ThorDrive was incorporated in 2016 at the Seoul National University in Korea, and started as a robo-taxi program in downtown Seoul. In 2018, the company expanded to the United States, first in Silicon Valley, but then pivoted toward industrial uses of its autonomous vehicle technology. The company says the technology can be retrofitted for different uses, and it is now focused on developing and testing its technology at the Cincinnati/Northern Kentucky International Airport in autonomous baggage and cargo tractors. CVG is now the center of  trials of the technology in a live operating environment, and is advancing autonomous technology that could be a model for communities.

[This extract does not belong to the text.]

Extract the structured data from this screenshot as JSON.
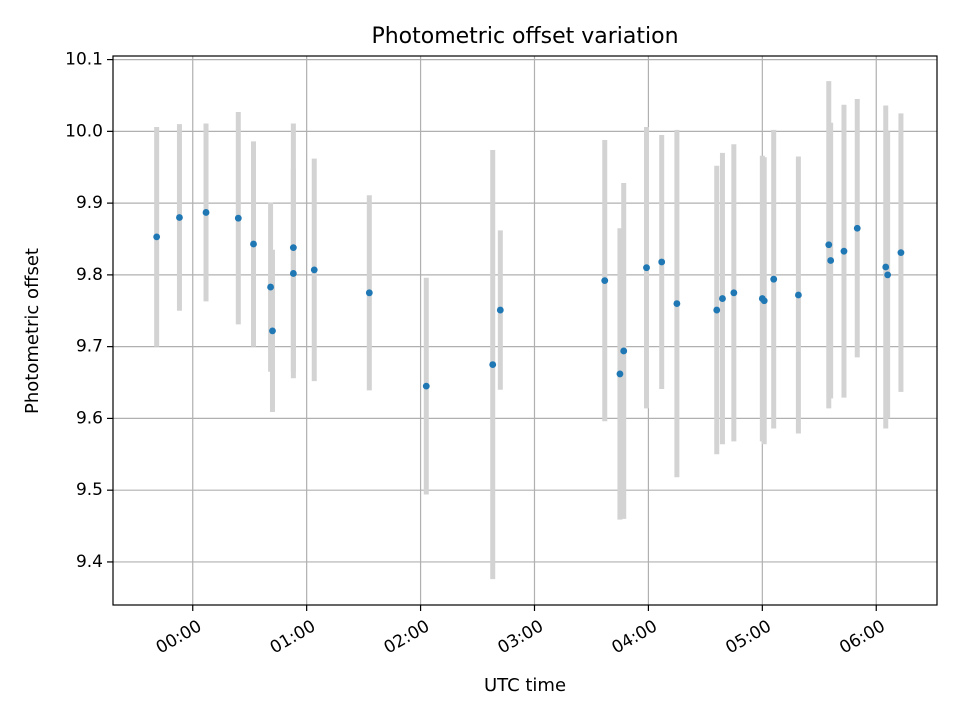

ThorDrive is testing autonomous baggage handling vehicles at CVG.


StepCG

The information technology services firm made the most recent Inc. 5000 annual list of the fastest-growing companies in the country. The company ranked No. 982 of the list of 5,000, with a three-year revenue growth rate of 490%. StepCG is moving into the 5G infrastructure market, recently announcing a partnership with a Silicon Valley company to provide private 5G local area networks to businesses. It’s a market that’s forecast to grow to an estimated $5.7 billion worldwide by 2024.